Wednesday, May 21, 2008

Cultivating the Close Face





















The close-up of female persecution, immortalized cinematically perhaps beyond improvement in Dreyer's Passion of Joan of Arc. The trope finds itself re-interpreted within the broader context of the Bressonian aesthetic in his Trial of Joan of Arc. Rossellini in his own way sought to pare things down at least as much as Bresson (for different reasons, to different ends*). He made his own Jeanne d'Arc film, with Ingrid Bergman, but the work I'm including a screengrab from is Blaise Pascal, his 1972 telefilm--this is not Joan, but an unimportant peasant woman. Working hard to do away with "acting," Rossellini, who used close-ups sparingly in this late period, nevertheless tried to imbue in the very grain of the image, in the contours and colors of the face, something of the substance of humanity. This was not to better illustrate a story but to pinpoint the essence, manifest in a body, of the worldly continuum called History of which we were all part. The progress of Man, as he would have termed it.

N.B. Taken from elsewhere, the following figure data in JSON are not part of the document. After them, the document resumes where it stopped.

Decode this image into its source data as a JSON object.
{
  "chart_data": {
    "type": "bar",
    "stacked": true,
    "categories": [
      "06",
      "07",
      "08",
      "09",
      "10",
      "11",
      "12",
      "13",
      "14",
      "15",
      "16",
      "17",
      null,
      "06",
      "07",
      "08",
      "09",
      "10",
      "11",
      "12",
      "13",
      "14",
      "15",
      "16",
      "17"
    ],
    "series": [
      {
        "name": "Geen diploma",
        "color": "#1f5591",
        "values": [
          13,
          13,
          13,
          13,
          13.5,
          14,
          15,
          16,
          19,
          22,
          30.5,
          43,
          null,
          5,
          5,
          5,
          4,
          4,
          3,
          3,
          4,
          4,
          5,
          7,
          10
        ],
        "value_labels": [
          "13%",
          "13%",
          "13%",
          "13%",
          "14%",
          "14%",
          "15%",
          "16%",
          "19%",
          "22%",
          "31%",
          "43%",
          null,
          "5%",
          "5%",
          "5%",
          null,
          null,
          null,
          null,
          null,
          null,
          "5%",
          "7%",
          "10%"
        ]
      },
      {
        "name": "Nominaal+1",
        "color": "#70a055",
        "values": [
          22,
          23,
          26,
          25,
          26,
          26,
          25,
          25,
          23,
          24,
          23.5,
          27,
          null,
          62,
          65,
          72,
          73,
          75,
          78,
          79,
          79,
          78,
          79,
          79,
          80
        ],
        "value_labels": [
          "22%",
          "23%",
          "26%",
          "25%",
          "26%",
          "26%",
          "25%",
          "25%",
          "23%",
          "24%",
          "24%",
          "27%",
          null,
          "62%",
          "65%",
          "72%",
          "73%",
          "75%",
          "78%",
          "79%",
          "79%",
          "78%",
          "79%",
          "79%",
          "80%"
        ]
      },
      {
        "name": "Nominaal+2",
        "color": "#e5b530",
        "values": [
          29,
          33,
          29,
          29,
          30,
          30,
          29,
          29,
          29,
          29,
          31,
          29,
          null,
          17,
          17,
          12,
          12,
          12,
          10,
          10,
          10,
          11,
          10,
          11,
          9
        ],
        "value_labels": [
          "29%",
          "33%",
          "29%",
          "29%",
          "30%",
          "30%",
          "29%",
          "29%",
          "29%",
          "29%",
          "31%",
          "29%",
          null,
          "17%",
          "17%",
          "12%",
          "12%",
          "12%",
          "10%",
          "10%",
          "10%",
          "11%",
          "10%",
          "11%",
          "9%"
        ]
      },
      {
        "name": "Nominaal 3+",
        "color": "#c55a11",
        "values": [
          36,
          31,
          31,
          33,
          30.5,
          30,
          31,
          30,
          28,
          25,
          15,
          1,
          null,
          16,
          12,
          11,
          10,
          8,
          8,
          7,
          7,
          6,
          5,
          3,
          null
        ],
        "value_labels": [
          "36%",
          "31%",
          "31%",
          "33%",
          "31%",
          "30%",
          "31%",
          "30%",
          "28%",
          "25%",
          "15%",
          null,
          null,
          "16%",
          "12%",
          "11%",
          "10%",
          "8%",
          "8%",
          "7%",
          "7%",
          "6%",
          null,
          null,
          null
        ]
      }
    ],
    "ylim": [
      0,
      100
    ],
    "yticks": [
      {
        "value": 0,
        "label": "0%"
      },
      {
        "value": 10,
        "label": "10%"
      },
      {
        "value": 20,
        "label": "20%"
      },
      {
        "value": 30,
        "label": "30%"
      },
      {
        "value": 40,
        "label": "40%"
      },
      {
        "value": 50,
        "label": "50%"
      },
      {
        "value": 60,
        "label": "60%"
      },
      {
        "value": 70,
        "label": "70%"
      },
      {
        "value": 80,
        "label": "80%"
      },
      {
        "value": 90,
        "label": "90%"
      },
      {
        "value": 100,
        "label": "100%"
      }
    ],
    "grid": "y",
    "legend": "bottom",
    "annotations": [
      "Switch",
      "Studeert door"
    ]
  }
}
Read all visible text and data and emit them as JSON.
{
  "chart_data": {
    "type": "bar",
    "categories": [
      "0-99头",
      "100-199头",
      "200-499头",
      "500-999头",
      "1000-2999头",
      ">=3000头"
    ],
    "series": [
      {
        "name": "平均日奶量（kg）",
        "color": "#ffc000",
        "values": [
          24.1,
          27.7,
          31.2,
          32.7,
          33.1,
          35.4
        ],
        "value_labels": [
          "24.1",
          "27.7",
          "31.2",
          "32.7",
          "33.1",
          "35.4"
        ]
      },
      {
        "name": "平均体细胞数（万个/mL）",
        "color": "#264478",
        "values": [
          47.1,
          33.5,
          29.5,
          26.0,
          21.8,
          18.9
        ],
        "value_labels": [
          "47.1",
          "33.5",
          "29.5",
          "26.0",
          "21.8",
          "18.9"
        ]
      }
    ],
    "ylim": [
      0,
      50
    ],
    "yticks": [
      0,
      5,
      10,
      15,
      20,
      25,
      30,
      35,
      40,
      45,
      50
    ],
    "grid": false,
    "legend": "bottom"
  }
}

* Not altogether different.

















A different strain of cinema reflected upon the image of female suffering--persecution in the courthouse, and destruction at the stake. (Below this paragraph are stills from Michael Reeves' Witchfinder General and Jesus Franco's The Bloody Judge.) These images reconnect the suffering to their purpose in the narrative: the exploitation at work is of human empathy for the depicted object--another human--exhibiting pain whether real or fictional. (In Preminger's Saint Joan the flame that engulfed Jean Seberg's face for a split second, causing her to scream, was real.) To infuse sexuality into the violent act (that is, to visibly re-infuse it); to turn the rule of authority, of the state, into a rule over bodily pleasures as well as pain. Some of the charge of the more-or-less modernist images of Dreyer, Bresson, Rossellini comes from the same place tread openly by Reeves, Franco, Piers Haggard, countless other schlock practicioners. The ingenuity with which a film treats this 'figuration' has little to do with its genre placement or its place in the brow-level scheme of things. What is vital is that Dreyer and Bresson, though "minimalists" whatever that means, were still including shots that emphasized not religious austerity but economical simplicity. If these films are like a case of connect the dots, it is worth noting what connected the shot-to-shot. These filmmakers were not stupid men; they are arranging elements in the frame and shots in time to deliberate effect--to impart something about the social order in which these women suffered, something about the corporeal, emotional, kinaesthetic experiences amidst the trappings of Law (produced by a chirographic society, with exegesis & rhetoric). These films are nothing if not palpable. If the exploitation film is sometimes more direct than the art film, it does not follow that it is always more honest or even more forthright about its sources. Rossellini, too, in making his spare, simple images, was trying to illumine an entire social order--his vision of "Man" in time and space--by means of ostensibly a few elements. The complexity, though, adds up from concept to concept, gesture to gesture, shot to shot, sound to sound, very quickly. It is because the elements these particular master filmmakers (D, B, R) have chosen to use are those which are so fraught with meaning, so ... elemental. They are also the raw material of exploitation.

2 comments:

Frank Partisan said...

My friend does TV work. He was on Wil and Grace. He played a rabbi, who had a speech to give to the congregation. He was angry, when he saw the episode on TV, he didn't have a close-up. In hollywood people live for their closeup.

ZC said...

Close-ups are a strange thing indeed--on one hand, as you point out, they can be a key narcissistic (or self-promotional) goal for an actor. At the same time there are theorists who've suggested the close-up is so vital and powerful a possibility in cinema precisely because it draws in the audience--perhaps as though it's them, and not so much the depicted object, that "makes" the close-up.